Title: Superstar: The Karen Carpenter Story (1987)
Director: Todd Haynes
Time: 43 minutes
Availability: Available only in bootleg format.
Review:
Todd Haynes (Far From Heaven, Velvet Goldmine, I’m Not There) launched his career with this unusual short, a biopic on the tragic anorexia death of musician Karen Carpenter told using Barbie doll reenactments. His illegal appropriation of tracks by The Carpenters and his unflattering depiction of her family led to Richard Carpenter successfully suing Haynes and having all the original copies except one destroyed. Despite this controversy and several questionable liberties with the facts, “Superstar” is a remarkably sensitive and even heartfelt study, clearly taking Karen’s side and somehow managing to keep the cascade of irony in check.

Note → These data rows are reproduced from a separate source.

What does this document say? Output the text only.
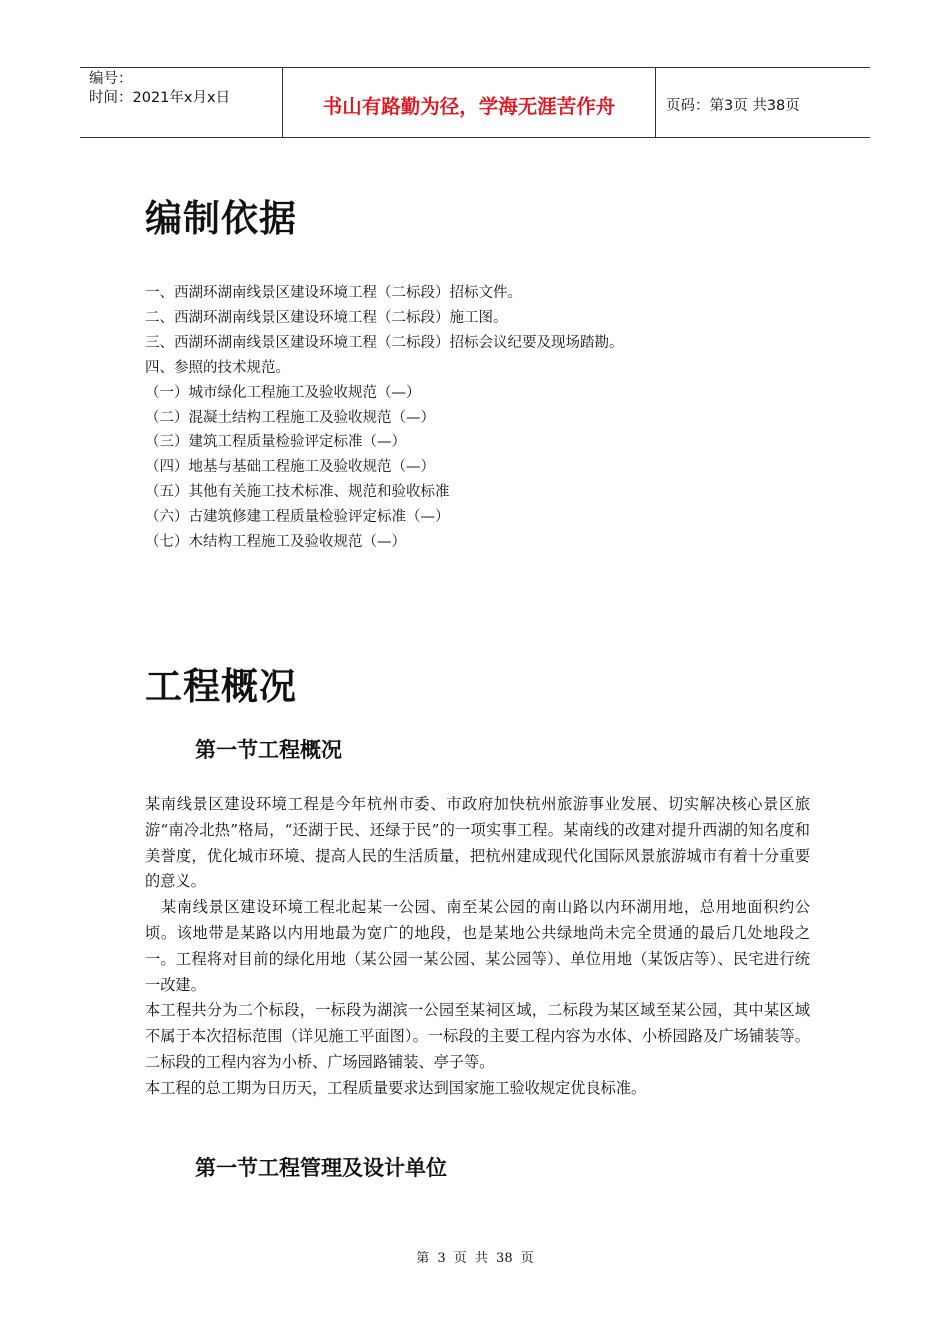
编号：
时间：2021年x月x日	书山有路勤为径，学海无涯苦作舟	页码：第3页 共38页
编制依据
一、西湖环湖南线景区建设环境工程（二标段）招标文件。
二、西湖环湖南线景区建设环境工程（二标段）施工图。
三、西湖环湖南线景区建设环境工程（二标段）招标会议纪要及现场踏勘。
四、参照的技术规范。
（一）城市绿化工程施工及验收规范（—）
（二）混凝土结构工程施工及验收规范（—）
（三）建筑工程质量检验评定标准（—）
（四）地基与基础工程施工及验收规范（—）
（五）其他有关施工技术标准、规范和验收标准
（六）古建筑修建工程质量检验评定标准（—）
（七）木结构工程施工及验收规范（—）
工程概况
第一节工程概况

某南线景区建设环境工程是今年杭州市委、市政府加快杭州旅游事业发展、切实解决核心景区旅游“南冷北热”格局，“还湖于民、还绿于民”的一项实事工程。某南线的改建对提升西湖的知名度和美誉度，优化城市环境、提高人民的生活质量，把杭州建成现代化国际风景旅游城市有着十分重要的意义。

某南线景区建设环境工程北起某一公园、南至某公园的南山路以内环湖用地，总用地面积约公顷。该地带是某路以内用地最为宽广的地段，也是某地公共绿地尚未完全贯通的最后几处地段之一。工程将对目前的绿化用地（某公园一某公园、某公园等）、单位用地（某饭店等）、民宅进行统一改建。

本工程共分为二个标段，一标段为湖滨一公园至某祠区域，二标段为某区域至某公园，其中某区域不属于本次招标范围（详见施工平面图）。一标段的主要工程内容为水体、小桥园路及广场铺装等。二标段的工程内容为小桥、广场园路铺装、亭子等。

本工程的总工期为日历天，工程质量要求达到国家施工验收规定优良标准。

第一节工程管理及设计单位
第 3 页 共 38 页
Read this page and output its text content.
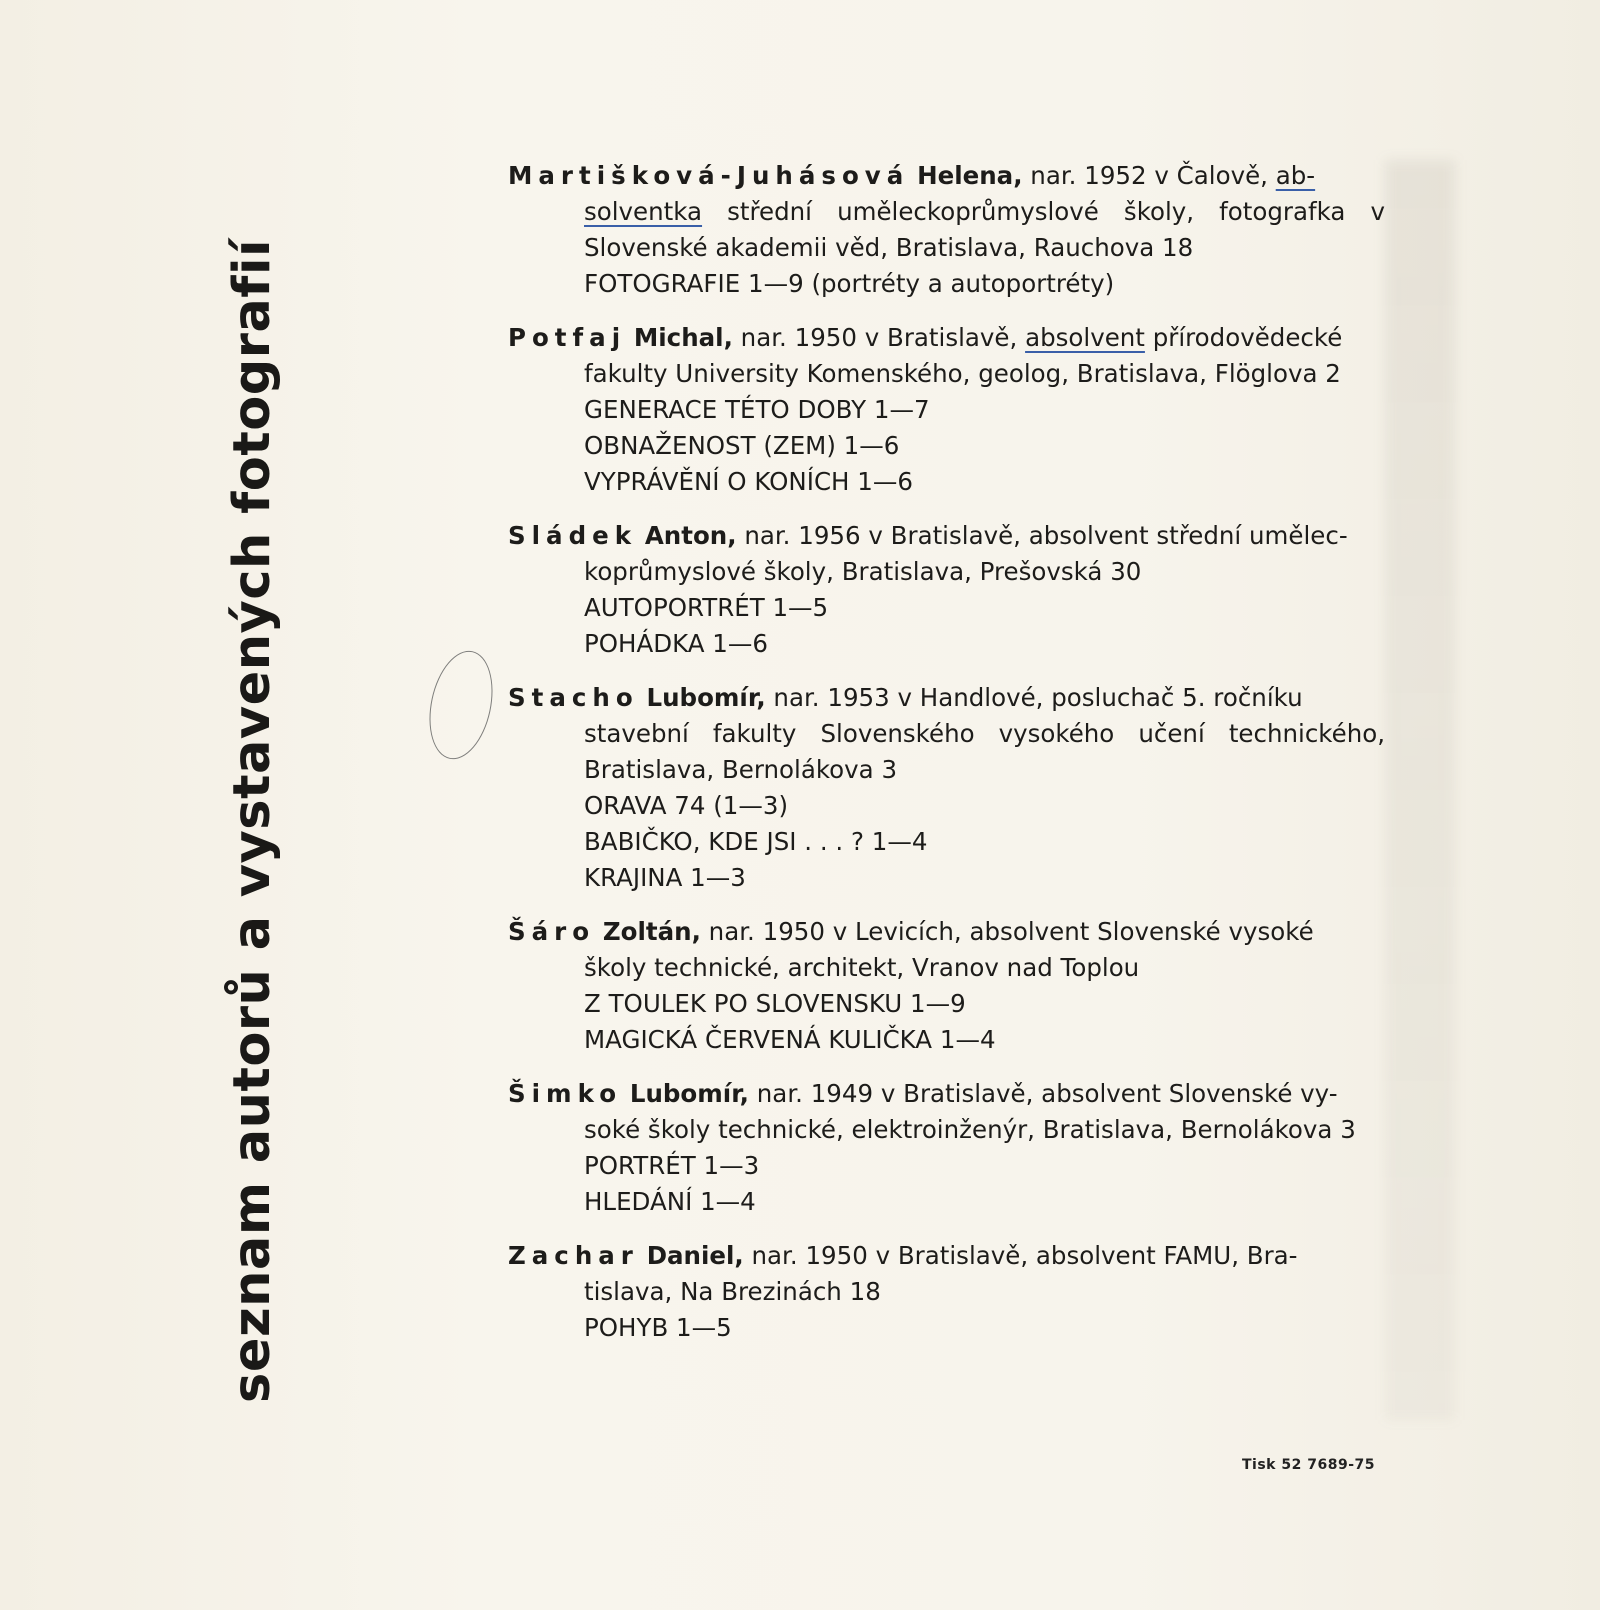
seznam autorů a vystavených fotografií

Martišková-Juhásová Helena, nar. 1952 v Čalově, ab-

solventka střední uměleckoprůmyslové školy, fotografka v Slovenské akademii věd, Bratislava, Rauchova 18

FOTOGRAFIE 1—9 (portréty a autoportréty)

Potfaj Michal, nar. 1950 v Bratislavě, absolvent přírodovědecké

fakulty University Komenského, geolog, Bratislava, Flöglova 2

GENERACE TÉTO DOBY 1—7
OBNAŽENOST (ZEM) 1—6
VYPRÁVĚNÍ O KONÍCH 1—6

Sládek Anton, nar. 1956 v Bratislavě, absolvent střední umělec-

koprůmyslové školy, Bratislava, Prešovská 30

AUTOPORTRÉT 1—5
POHÁDKA 1—6

Stacho Lubomír, nar. 1953 v Handlové, posluchač 5. ročníku

stavební fakulty Slovenského vysokého učení technického, Bratislava, Bernolákova 3

ORAVA 74 (1—3)
BABIČKO, KDE JSI . . . ? 1—4
KRAJINA 1—3

Šáro Zoltán, nar. 1950 v Levicích, absolvent Slovenské vysoké

školy technické, architekt, Vranov nad Toplou

Z TOULEK PO SLOVENSKU 1—9
MAGICKÁ ČERVENÁ KULIČKA 1—4

Šimko Lubomír, nar. 1949 v Bratislavě, absolvent Slovenské vy-

soké školy technické, elektroinženýr, Bratislava, Bernolákova 3

PORTRÉT 1—3
HLEDÁNÍ 1—4

Zachar Daniel, nar. 1950 v Bratislavě, absolvent FAMU, Bra-

tislava, Na Brezinách 18

POHYB 1—5
Tisk 52 7689-75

No amount of official censure could ever truly kill Haynes’s debut cult opus, and the documentary has led a healthy life in the black-market alleys behind America’s art houses. The picture deserves its reputation, setting the tone for later projects that tap kitsch, irony and parody as a form of loving tribute rather than jeering snub. The project still triggers debates on topics as diverse as eating disorders (Haynes is said to have carved the Barbie doll plastic away layer by layer throughout the film), celebrity status, feminism, music rights and middle-class hypocrisy. Though not technically a stop-motion film, it’s still must-see puppetry.

Title: A Walk Through H (1978)
Director: Peter Greenaway
Time: 40 minutes
Availability: The Early Films of Peter Greenaway: Volume 2
Review:
“A Walk Through H” is a narrated journey across 92 maps, arranged in a gallery for an ailing Peter Greenaway by his enigmatic fictitious alter-ego Tulse Luper. The maps serve as a visual motif upon which to meditate on the act of journeying, both literally and metaphorically. The landscapes are primarily surrealist fantasies and the narration is an elaborate game, but the tone is pitched towards playful profundity. “There will be plenty of time to decide what H is,” claims Tulse Luper, “along the way,” though the underlying implication is that it could stand for either heaven or hell, making the whole exercise an allegory for the commute between life and death.

While not as influential as Greenaway’s “Vertical Features Remake,” I find this short somewhat more satisfying and watchable. It has many of the traits most commonly associated with Greenaway’s work: sly narration, a systematic pattern, the number 92, the mysterious influence of Tulse Luper, self-reflexivity and subtle absurdist humor. It opens and closes with live-action sequences and uses stills of fake maps (which often look nothing like maps at all) for the bulk of its “story,” but I consider it an experimental kin of animation.

Title: Zorn’s Lemma (1970)
Director: Hollis Frampton
Time: 59 minutes
Availability: Available to watch legally online at UBUWEB here.
Review:
“Zorn’s Lemma” is divided unequally into three parts. It opens on solid black leader while a narrator reads alphabet rhymes from the Bay State Primer for puritanical children. The central core of the film runs through the alphabet showing each letter. It then loops through the letters over and over again, each time using different representations of the letters and replacing one of them with a found-text that starts with that letter (each from a different sign and never repeating a word). Once all the letters have become words, the cycle repeats, this time transforming the words into short video clips. The final passage is a long, nearly continuous take of two people walking through the snow towards the horizon while women alternate reading one word at a time from The Theory of Light.

Frampton’s “Zorn’s Lemma” made waves in the experimental New York underground circuit and influenced the coming generation of structuralists and formalists. His strict alphabetic organization was daring in its day, and the high contrast it makes with the first and last section of the film has led to plenty of academic speculation. The middle passage, however, is what truly defines the work and lends it a hypnotic, even tense, rhythm. I include it as animation, although others would say it clearly is not, because of the way he breaks down the imagery into a series of 24 (j and v are combined) single-second still/clips, artificially animating the alphabet in a way that consciously evokes projection speed. This is probably my favorite avant-garde short.